Some folks get so caught up in building jigs that they never end up building the things they intended to make with the jig. I think this is an unfortunate position to be in: halfway between making tools, and gaining the skills appropriate to work on the project you want to finish. Although I don’t like building jigs for their own sake, many improvised tools are extremely useful to the project at hand and well worth the effort.
For example, I built this rack to hold plastic miniatures on their sprues while I’m painting them. I’ve only used it for a few days and it has already saved me more time than it took to build.
The first version used a coat hanger instead of a wooden frame, and the whole thing wobbled so much it dumped my figures on the ground. With this one I can pick it up by the top portion, and it’s well balanced and sturdy enough to carry between the attic to the porch for spraying primer and varnish.
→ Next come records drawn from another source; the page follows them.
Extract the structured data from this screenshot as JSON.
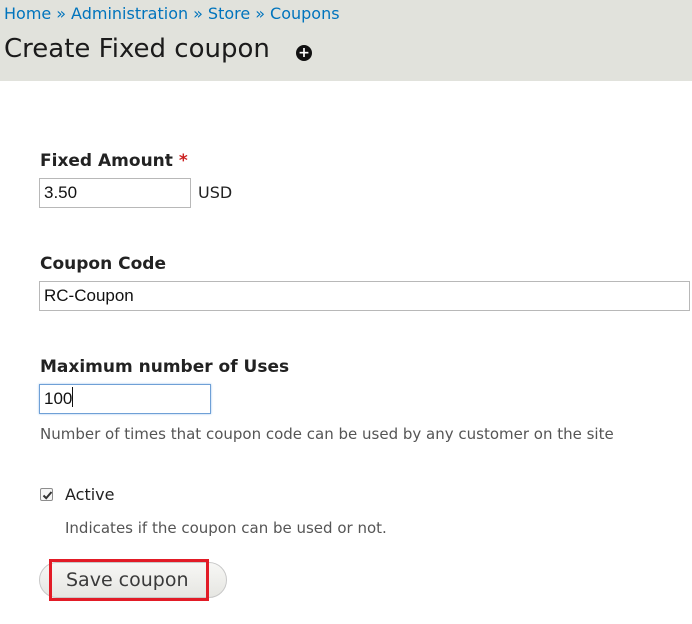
{
  "breadcrumb": {
    "items": [
      "Home",
      "Administration",
      "Store",
      "Coupons"
    ],
    "separator": "»"
  },
  "page": {
    "title": "Create Fixed coupon",
    "shortcut_icon": "plus-circle-icon"
  },
  "form": {
    "fixed_amount": {
      "label": "Fixed Amount",
      "required_marker": "*",
      "value": "3.50",
      "suffix": "USD"
    },
    "coupon_code": {
      "label": "Coupon Code",
      "value": "RC-Coupon"
    },
    "max_uses": {
      "label": "Maximum number of Uses",
      "value": "100",
      "description": "Number of times that coupon code can be used by any customer on the site"
    },
    "active": {
      "label": "Active",
      "checked": true,
      "description": "Indicates if the coupon can be used or not."
    },
    "submit_label": "Save coupon"
  },
  "colors": {
    "link": "#0074bd",
    "header_bg": "#e1e2dc",
    "required": "#cc2222",
    "highlight": "#e21b26"
  }
}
The figures here are from my latest project: Games Workshop’s Battle of the Five Armies boxed game. It’s based on the excellent Warmaster rules (also by GW), and comes with a metric pantload of plastic 10mm figures.
Pictured on the rack here are the 4 units of goblin wolf riders, and 4 units of wolves. I like painting wolves and they go really quickly for me, so I did these first. This represents just under 1/3 of the sprues in the game, but I am guessing considerably less than 1/3 of the total time to complete painting it all. That said, the paining went more quickly than I expected on the goblins, so I have hope I’ll be able to finish all the miniatures without going insane.
This signals a shift away from DBA painting for a bit, hopefully at least until the BoFA armies are finished. I may sneak in a few elephants and rough going terrain pieces for variety. I expect I’ll eventually get back to 15mm historicals to paint DBA armies for Mongol Conquest, more Chinese, and more Alexandrian Macedonians.